Myśl wyrachowana: Żeby ujrzeć cud, wystarczy spojrzeć w lustro.

Parę miesięcy temu pewien ksiądz stwierdził w radiu, że beatyfikacja Jana Pawła II opóźni się, bo są problemy z uznaniem cudu. – Papież padł ofiarą własnej decyzji, bo podtrzymał wymaganie do beatyfikacji „pieczęci z nieba” w postaci cudu – powiedział. I dodał, że Jan Paweł II zrobił tak, mimo nalegań części teologów, żeby zrezygnować z tego wymogu. No tak, naleganie na „racjonalizację” religijności trwa, bo wielu formalnym wyznawcom Chrystusa zwyczajnie brakuje wiary. I zamiast o tę wiarę prosić, oczekują, że Kościół dostosuje się do ich niewiary. Jakie to szczęście, że w Kościele nie ma demokracji. Gdyby była, cuda już dawno zostałyby przegłosowane na rzecz „rozumu” i odrzucone jako relikt ciemnych wieków. Bo ludzie w większości nie chcą czekać na pieczęć z nieba, gdy mają własne pieczątki. – Jak to? – gorszą się. – Kto to widział, żeby w XXI wieku oczekiwać na dosłowny znak z nieba? Z tym niebem przecież nie wiadomo jak to jest, bo to „ani oko nie widziało, ani ucho nie słyszało”. Znaczy się ani widu, ani słychu.

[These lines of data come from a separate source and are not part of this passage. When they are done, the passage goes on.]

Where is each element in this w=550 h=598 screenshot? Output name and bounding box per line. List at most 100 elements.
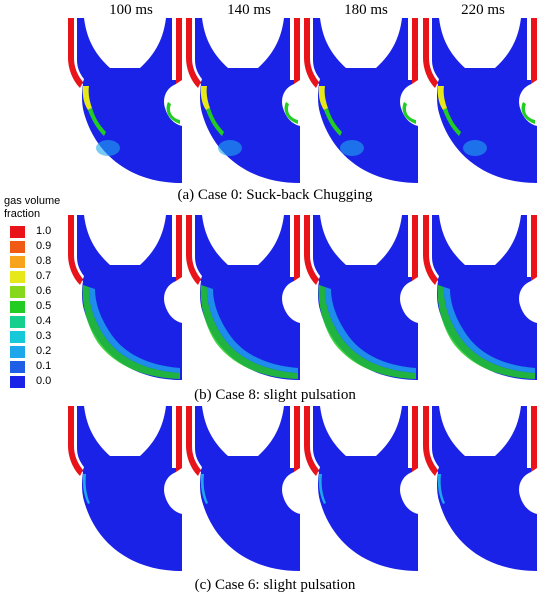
- panel-case8-t2: [186, 215, 300, 380]
- pipe-gap-right: [527, 18, 531, 80]
- gas-interface-left: [200, 86, 210, 110]
- liquid-domain: [429, 18, 537, 183]
- gas-interface-band: [318, 285, 416, 379]
- legend-swatch-0-8: [10, 256, 25, 268]
- legend-swatch-0-9: [10, 241, 25, 253]
- pipe-wall-right: [531, 215, 537, 281]
- pipe-wall-left: [423, 215, 438, 285]
- legend-swatch-0-6: [10, 286, 25, 298]
- pipe-gap-right: [172, 18, 176, 80]
- gas-interface-thin: [82, 474, 90, 504]
- pipe-gap-right: [408, 18, 412, 80]
- gas-interface-thin: [200, 474, 208, 504]
- pipe-gap-left: [74, 215, 84, 279]
- time-label-180ms: 180 ms: [344, 2, 388, 18]
- pipe-gap-left: [74, 18, 84, 82]
- gas-bubble: [340, 140, 364, 156]
- pipe-gap-right: [290, 18, 294, 80]
- legend-label-0-9: 0.9: [36, 240, 52, 252]
- legend-swatch-0-0: [10, 376, 25, 388]
- legend-label-0-0: 0.0: [36, 375, 52, 387]
- gas-interface-right: [521, 102, 535, 124]
- pipe-wall-right: [412, 18, 418, 84]
- gas-interface-inner: [324, 287, 416, 373]
- pipe-gap-right: [408, 215, 412, 277]
- pipe-gap-left: [192, 406, 202, 470]
- gas-interface-left: [437, 86, 447, 110]
- pipe-wall-left: [186, 18, 201, 88]
- pipe-wall-left: [186, 215, 201, 285]
- legend-label-1-0: 1.0: [36, 225, 52, 237]
- pipe-wall-right: [294, 215, 300, 281]
- gas-interface-thin: [437, 474, 445, 504]
- gas-interface-band: [200, 285, 298, 379]
- pipe-gap-left: [192, 18, 202, 82]
- pipe-wall-right: [531, 406, 537, 472]
- gas-interface-left: [318, 86, 328, 110]
- gas-interface-right: [166, 102, 180, 124]
- legend-label-0-5: 0.5: [36, 300, 52, 312]
- pipe-gap-left: [429, 215, 439, 279]
- gas-bubble: [96, 140, 120, 156]
- legend-swatch-0-7: [10, 271, 25, 283]
- pipe-gap-right: [527, 406, 531, 468]
- pipe-wall-left: [68, 406, 83, 476]
- panel-case6-t1: [68, 406, 182, 571]
- caption-case-0: (a) Case 0: Suck-back Chugging: [177, 187, 373, 203]
- pipe-wall-right: [412, 406, 418, 472]
- liquid-domain: [74, 406, 182, 571]
- pipe-gap-right: [290, 215, 294, 277]
- pipe-gap-left: [310, 18, 320, 82]
- legend-swatch-0-5: [10, 301, 25, 313]
- caption-case-6: (c) Case 6: slight pulsation: [194, 577, 356, 593]
- gas-interface-inner: [443, 287, 535, 373]
- legend-swatch-0-2: [10, 346, 25, 358]
- liquid-domain: [310, 18, 418, 183]
- pipe-wall-left: [423, 406, 438, 476]
- gas-interface-left-lower: [88, 108, 106, 136]
- panel-case8-t4: [423, 215, 537, 380]
- gas-bubble: [218, 140, 242, 156]
- time-label-140ms: 140 ms: [227, 2, 271, 18]
- liquid-domain: [310, 406, 418, 571]
- gas-interface-left: [82, 86, 92, 110]
- legend-label-0-8: 0.8: [36, 255, 52, 267]
- gas-interface-left-lower: [443, 108, 461, 136]
- legend-label-0-6: 0.6: [36, 285, 52, 297]
- pipe-wall-left: [423, 18, 438, 88]
- pipe-gap-right: [172, 215, 176, 277]
- gas-bubble: [463, 140, 487, 156]
- gas-interface-inner: [88, 287, 180, 373]
- pipe-wall-left: [68, 18, 83, 88]
- panel-case6-t3: [304, 406, 418, 571]
- pipe-gap-right: [290, 406, 294, 468]
- legend-title: gas volume fraction: [4, 195, 61, 220]
- gas-interface-band: [82, 285, 180, 379]
- liquid-domain: [74, 18, 182, 183]
- time-label-100ms: 100 ms: [109, 2, 153, 18]
- pipe-wall-left: [304, 215, 319, 285]
- panel-case8-t3: [304, 215, 418, 380]
- pipe-wall-left: [68, 215, 83, 285]
- gas-interface-thin: [318, 474, 326, 504]
- legend-label-0-1: 0.1: [36, 360, 52, 372]
- legend-swatch-0-4: [10, 316, 25, 328]
- caption-case-8: (b) Case 8: slight pulsation: [194, 387, 356, 403]
- pipe-gap-right: [172, 406, 176, 468]
- liquid-domain: [192, 406, 300, 571]
- panel-case0-t1: [68, 18, 182, 183]
- legend-swatch-0-3: [10, 331, 25, 343]
- liquid-domain: [192, 18, 300, 183]
- legend-label-0-2: 0.2: [36, 345, 52, 357]
- gas-interface-left-lower: [206, 108, 224, 136]
- pipe-gap-left: [310, 406, 320, 470]
- gas-interface-right: [284, 102, 298, 124]
- legend-swatch-1-0: [10, 226, 25, 238]
- time-label-220ms: 220 ms: [461, 2, 505, 18]
- legend-label-0-3: 0.3: [36, 330, 52, 342]
- pipe-wall-left: [304, 18, 319, 88]
- panel-case6-t2: [186, 406, 300, 571]
- pipe-wall-right: [294, 18, 300, 84]
- panel-case8-t1: [68, 215, 182, 380]
- panel-case0-t4: [423, 18, 537, 183]
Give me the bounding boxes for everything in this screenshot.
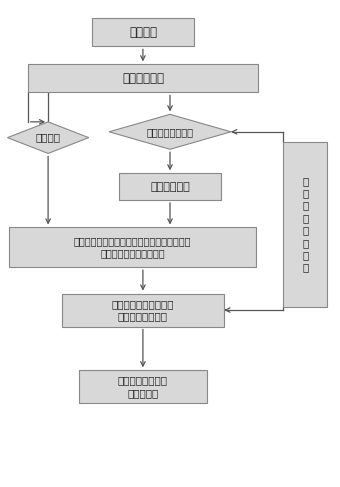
Text: 光纤陀螺: 光纤陀螺 bbox=[129, 26, 157, 39]
Polygon shape bbox=[7, 122, 89, 153]
FancyBboxPatch shape bbox=[28, 64, 258, 93]
FancyBboxPatch shape bbox=[79, 370, 207, 403]
Polygon shape bbox=[109, 114, 231, 150]
Text: 对光纤陀螺温度漂
移进行补偿: 对光纤陀螺温度漂 移进行补偿 bbox=[118, 375, 168, 398]
FancyBboxPatch shape bbox=[92, 18, 194, 46]
Text: 温度梯度: 温度梯度 bbox=[36, 132, 61, 143]
Text: 数据采集系统: 数据采集系统 bbox=[122, 72, 164, 85]
FancyBboxPatch shape bbox=[284, 142, 327, 307]
Text: 建立不同温度变化速率下的基于温度梯度的光
纤陀螺温度漂移补偿模型: 建立不同温度变化速率下的基于温度梯度的光 纤陀螺温度漂移补偿模型 bbox=[74, 236, 191, 259]
Text: 光纤陀螺输出信号: 光纤陀螺输出信号 bbox=[147, 127, 193, 137]
FancyBboxPatch shape bbox=[9, 227, 256, 267]
Text: 提升小波滤波: 提升小波滤波 bbox=[150, 182, 190, 192]
FancyBboxPatch shape bbox=[62, 294, 224, 327]
Text: 特
征
温
度
变
化
速
率: 特 征 温 度 变 化 速 率 bbox=[302, 176, 309, 272]
Text: 建立温度变化速率与模
型参数的拟合公式: 建立温度变化速率与模 型参数的拟合公式 bbox=[112, 299, 174, 321]
FancyBboxPatch shape bbox=[119, 173, 221, 200]
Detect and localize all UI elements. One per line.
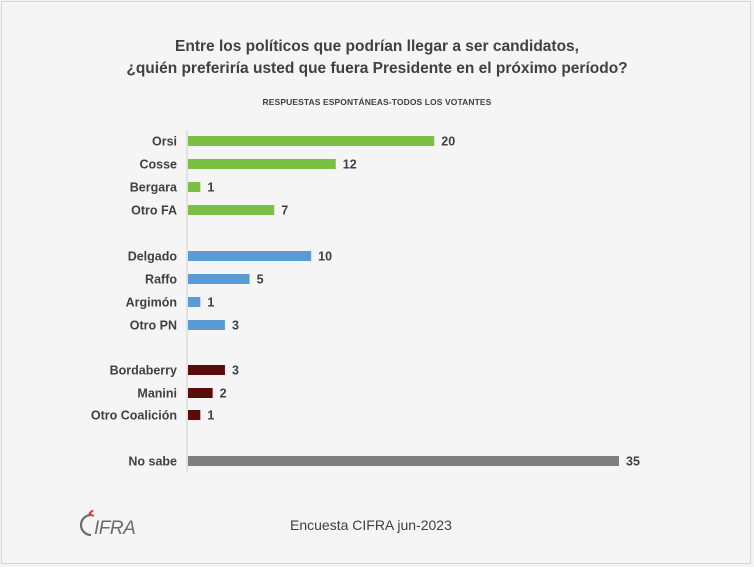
source-footer: Encuesta CIFRA jun-2023 — [290, 517, 452, 533]
category-label: No sabe — [128, 455, 177, 469]
category-label: Argimón — [126, 296, 177, 310]
bar — [188, 251, 312, 261]
data-label: 5 — [257, 273, 264, 287]
chart-title: Entre los políticos que podrían llegar a… — [175, 38, 579, 55]
bar — [188, 136, 435, 146]
category-label: Otro FA — [131, 204, 177, 218]
category-label: Otro Coalición — [91, 409, 177, 423]
data-label: 3 — [232, 364, 239, 378]
bar — [188, 456, 619, 466]
data-label: 7 — [281, 204, 288, 218]
data-label: 1 — [207, 409, 214, 423]
bar — [188, 388, 213, 398]
chart-title-line2: ¿quién preferiría usted que fuera Presid… — [126, 60, 628, 77]
category-label: Delgado — [128, 250, 178, 264]
data-label: 20 — [441, 135, 455, 149]
bar — [188, 320, 225, 330]
cifra-logo: IFRA — [79, 510, 136, 539]
category-label: Otro PN — [130, 319, 177, 333]
bar — [188, 159, 336, 169]
bar — [188, 410, 201, 420]
bar — [188, 365, 225, 375]
data-label: 35 — [626, 455, 640, 469]
data-label: 12 — [343, 158, 357, 172]
chart-subtitle: RESPUESTAS ESPONTÁNEAS-TODOS LOS VOTANTE… — [262, 97, 492, 107]
svg-text:IFRA: IFRA — [94, 518, 135, 539]
data-label: 3 — [232, 319, 239, 333]
category-label: Bordaberry — [110, 364, 177, 378]
bar — [188, 182, 201, 192]
category-label: Bergara — [130, 181, 178, 195]
data-label: 1 — [207, 296, 214, 310]
category-label: Orsi — [152, 135, 177, 149]
bar — [188, 274, 250, 284]
category-label: Manini — [137, 387, 177, 401]
data-label: 10 — [318, 250, 332, 264]
category-label: Raffo — [145, 273, 177, 287]
data-label: 2 — [220, 387, 227, 401]
bar — [188, 297, 201, 307]
data-label: 1 — [207, 181, 214, 195]
category-label: Cosse — [139, 158, 177, 172]
bar — [188, 205, 275, 215]
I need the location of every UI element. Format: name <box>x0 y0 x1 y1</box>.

Dla świata, który za realne uważa tylko to, co da się zobaczyć, dotknąć, zmierzyć, zważyć, cud jest zdarzeniem niepożądanym. Psuje całą robotę nad projektem dogmatu o rozdziale nieba od ziemi. Nic dziwnego, że gdy po ogłoszeniu terminu beatyfikacji Jana Pawła II przed kamerami wystąpiła cudownie uzdrowiona zakonnica, wiele osób było zakłopotanych. No bo co zrobić z pieczęcią z nieba, gdy się niespecjalnie wierzy w niebo? Co począć, gdy niedające się wytłumaczyć po ludzku uzdrowienie zostało potwierdzone ponad wszelką wątpliwość? Ano na przykład gazeta „Le Parisien” oznajmiła, że zdarzenie uznane przez Watykan za cud „nie przekonuje wcale środowiska medycznego”. I przytoczyła opinię Stephane’a Thobois, neurologa z Lyonu. Pan „Środowisko Medyczne” uznał, że doszło do błędnej diagnozy, bo pewnie siostra nie była chora na parkinsona, tylko na coś podobnego. Lekarz jej co prawda nie badał, ale w cud nie wierzy, bo „nie było nigdy wyzdrowienia z choroby Parkinsona, zapisanego w medycznych annałach”.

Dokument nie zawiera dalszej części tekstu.